Opinion

NC must improve care for vulnerable seniors

Three care staff at Danby House assisted-living and memory-care facility, part of the for-profit Affinity Living Group headquartered in Hickory, were recently arrested and charged with assaulting disabled individuals. Their offenses included encouraging residents with dementia to fight, recording the altercation, and sharing a video of the abuse.

What was particularly chillingly about this episode was the attitude of the caregivers toward the residents. The staff weren’t angry or stressed; they were just workers entertaining themselves. During this crime, the staff weren’t treating the residents like frail older persons deserving assistance and dignity; they were treating them like animals they could entice to do amusing tricks.

How does such a thing occur? The failure of three interrelated systems set the stage for this episode of abuse. First, Affinity and its president and CEO, Charles Trefzger, Jr., failed miserably. Affinity’s personnel practices (vetting, hiring, training), quality assurance, and management procedures did not protect those in their care. Affinity will surely claim this was an isolated incident. However, the casual cruelty of the aides implies that their behavior in this incident was part of a pattern of recurring behavior that should have been clearly apparent to their supervisors.
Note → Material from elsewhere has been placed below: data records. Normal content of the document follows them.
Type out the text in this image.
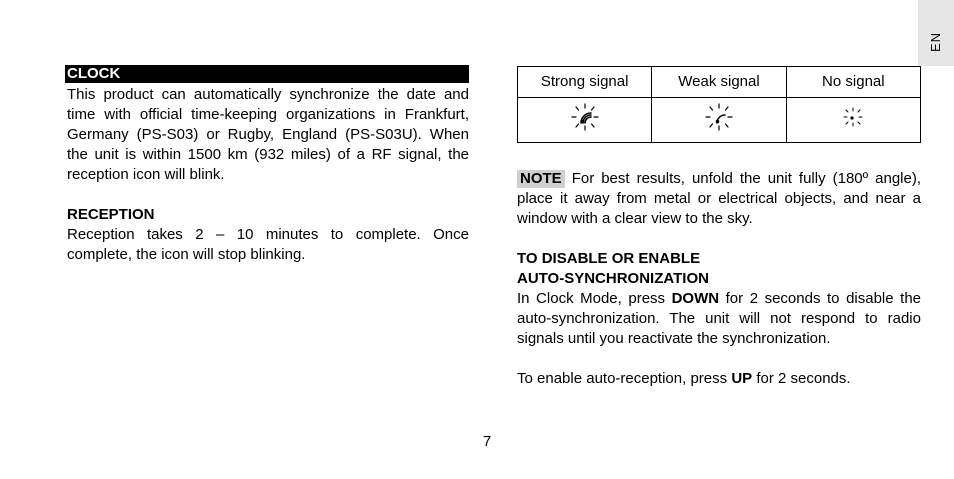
EN
CLOCK

This product can automatically synchronize the date and time with official time-keeping organizations in Frankfurt, Germany (PS-S03) or Rugby, England (PS-S03U). When the unit is within 1500 km (932 miles) of a RF signal, the reception icon will blink.

RECEPTION

Reception takes 2 – 10 minutes to complete. Once complete, the icon will stop blinking.

Strong signal	Weak signal	No signal

NOTE For best results, unfold the unit fully (180º angle), place it away from metal or electrical objects, and near a window with a clear view to the sky.

TO DISABLE OR ENABLE

AUTO-SYNCHRONIZATION

In Clock Mode, press DOWN for 2 seconds to disable the auto-synchronization. The unit will not respond to radio signals until you reactivate the synchronization.

To enable auto-reception, press UP for 2 seconds.

7
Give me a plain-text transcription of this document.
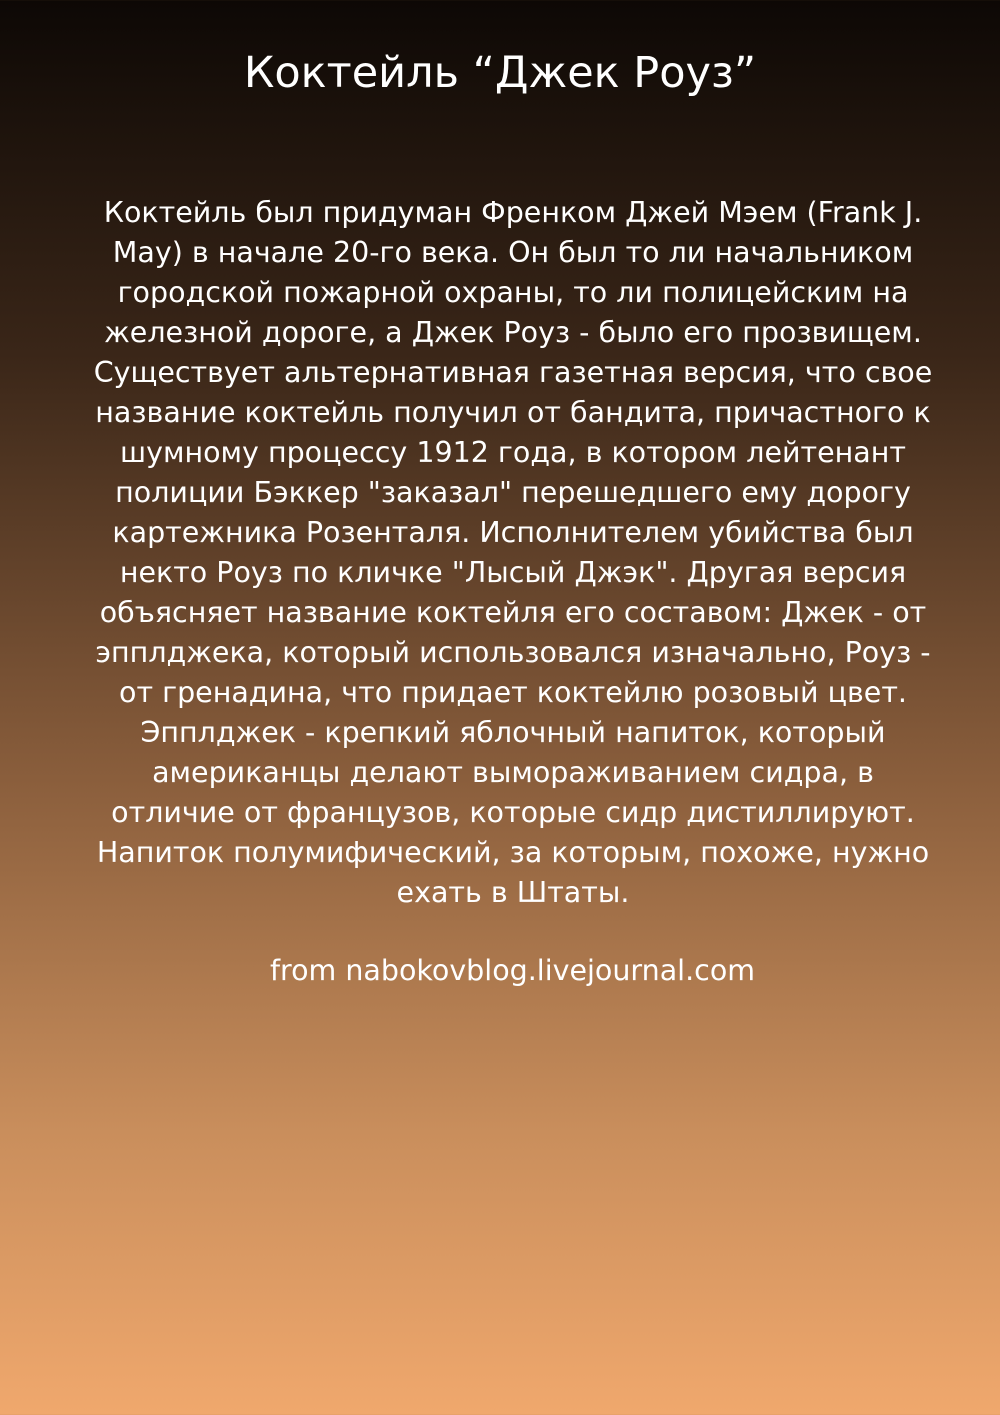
Коктейль “Джек Роуз”
Коктейль был придуман Френком Джей Мэем (Frank J.
May) в начале 20-го века. Он был то ли начальником
городской пожарной охраны, то ли полицейским на
железной дороге, а Джек Роуз - было его прозвищем.
Существует альтернативная газетная версия, что свое
название коктейль получил от бандита, причастного к
шумному процессу 1912 года, в котором лейтенант
полиции Бэккер "заказал" перешедшего ему дорогу
картежника Розенталя. Исполнителем убийства был
некто Роуз по кличке "Лысый Джэк". Другая версия
объясняет название коктейля его составом: Джек - от
эпплджека, который использовался изначально, Роуз -
от гренадина, что придает коктейлю розовый цвет.
Эпплджек - крепкий яблочный напиток, который
американцы делают вымораживанием сидра, в
отличие от французов, которые сидр дистиллируют.
Напиток полумифический, за которым, похоже, нужно
ехать в Штаты.

from nabokovblog.livejournal.com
Second, the North Carolina Department of Health and Human Services (DHHS) is responsible for assuring that assisted living facilities (ALFs) meet regulatory requirements through annual inspections of ALFs. care. Third, each county department of social services has at least one adult care specialist who works with DHHS and inspects ALFs quarterly.
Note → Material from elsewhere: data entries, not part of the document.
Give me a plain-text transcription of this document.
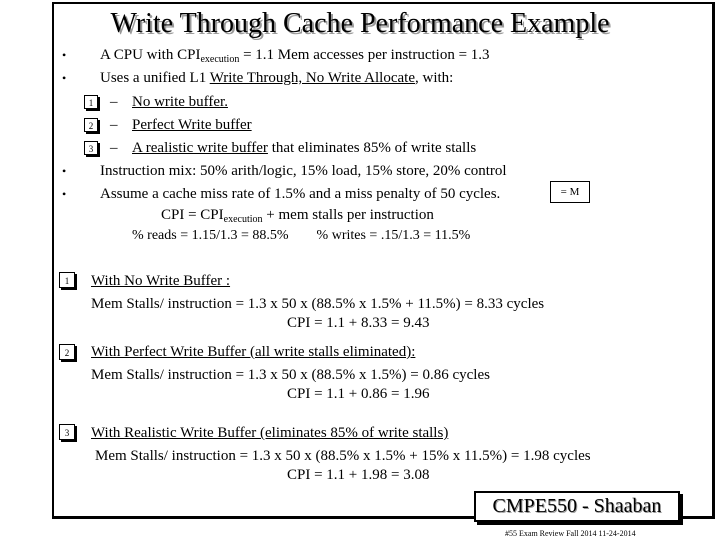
Write Through Cache Performance Example
• A CPU with $CPI_{execution} = 1.1$ Mem accesses per instruction = 1.3
• Uses a unified L1 Write Through, No Write Allocate, with:
1	– No write buffer.
2	– Perfect Write buffer
3	– A realistic write buffer that eliminates 85% of write stalls
• Instruction mix: 50% arith/logic, 15% load, 15% store, 20% control
• Assume a cache miss rate of 1.5% and a miss penalty of 50 cycles.	= M
CPI = $CPI_{execution}$ + mem stalls per instruction
% reads = 1.15/1.3 = 88.5%        % writes = .15/1.3 = 11.5%
1	With No Write Buffer :
Mem Stalls/ instruction = 1.3 x 50 x (88.5% x 1.5% + 11.5%) = 8.33 cycles
CPI = 1.1 + 8.33 = 9.43
2	With Perfect Write Buffer (all write stalls eliminated):
Mem Stalls/ instruction = 1.3 x 50 x (88.5% x 1.5%) = 0.86 cycles
CPI = 1.1 + 0.86 = 1.96
3	With Realistic Write Buffer (eliminates 85% of write stalls)
Mem Stalls/ instruction = 1.3 x 50 x (88.5% x 1.5% + 15% x 11.5%) = 1.98 cycles
CPI = 1.1 + 1.98 = 3.08
CMPE550 - Shaaban
#55 Exam Review Fall 2014 11-24-2014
In the case of Danby House, all three of these systems failed, and these three failures largely share a common foundation. The residents in ALFs are some combination of physically frail older persons, persons suffering from some form of dementia, or individuals with intellectual or developmental disabilities. In addition, many ALF residents are so poor that they are Medicaid recipients.

People who are old, sick, and poor have little political power. These characteristics place ALF residents low on any list of legislative priorities. The same can be said for those public agencies assigned to protect them. The budgets provided for ALF oversight by DHHS and counties are inadequate for these entities to properly perform their duties. At the same time, advocates for improved quality in ALFs face a well-organized and financed ALF industry that claims all ALF ills will be cured by higher reimbursement. Yet, the industry balks at any payment increase that requires they demonstrate that the additional funding went to add staff and improve quality, rather than increase profits.
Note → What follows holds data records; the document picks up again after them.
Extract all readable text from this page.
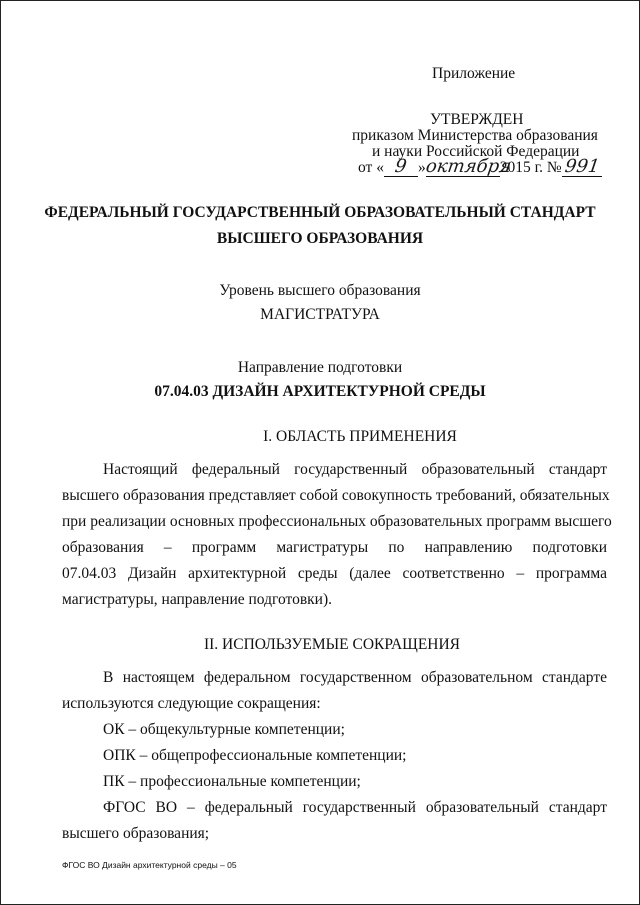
Приложение
УТВЕРЖДЕН
приказом Министерства образования
и науки Российской Федерации
от « 9 »октября2015 г. №991
ФЕДЕРАЛЬНЫЙ ГОСУДАРСТВЕННЫЙ ОБРАЗОВАТЕЛЬНЫЙ СТАНДАРТ
ВЫСШЕГО ОБРАЗОВАНИЯ
Уровень высшего образования
МАГИСТРАТУРА
Направление подготовки
07.04.03 ДИЗАЙН АРХИТЕКТУРНОЙ СРЕДЫ
I. ОБЛАСТЬ ПРИМЕНЕНИЯ
Настоящий федеральный государственный образовательный стандарт
высшего образования представляет собой совокупность требований, обязательных
при реализации основных профессиональных образовательных программ высшего
образования – программ магистратуры по направлению подготовки
07.04.03 Дизайн архитектурной среды (далее соответственно – программа
магистратуры, направление подготовки).
II. ИСПОЛЬЗУЕМЫЕ СОКРАЩЕНИЯ
В настоящем федеральном государственном образовательном стандарте
используются следующие сокращения:
ОК – общекультурные компетенции;
ОПК – общепрофессиональные компетенции;
ПК – профессиональные компетенции;
ФГОС ВО – федеральный государственный образовательный стандарт
высшего образования;
ФГОС ВО Дизайн архитектурной среды – 05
ALF residents are almost always invisible to the general public. It is only when some heartbreaking event is publicized that ALF residents and public policies designed to protect them become the focus of public discourse. As advocates for ALF residents, we can only hope that this is one of those troubling instances that spurs public officials to revisit the way ALFs are reimbursed and regulated with an eye to assuring that vulnerable North Carolinians never again face an incident like that at Danby House.

Charles Phillips is chairman of the board of directors of Friends of Residents in Long-Term Care.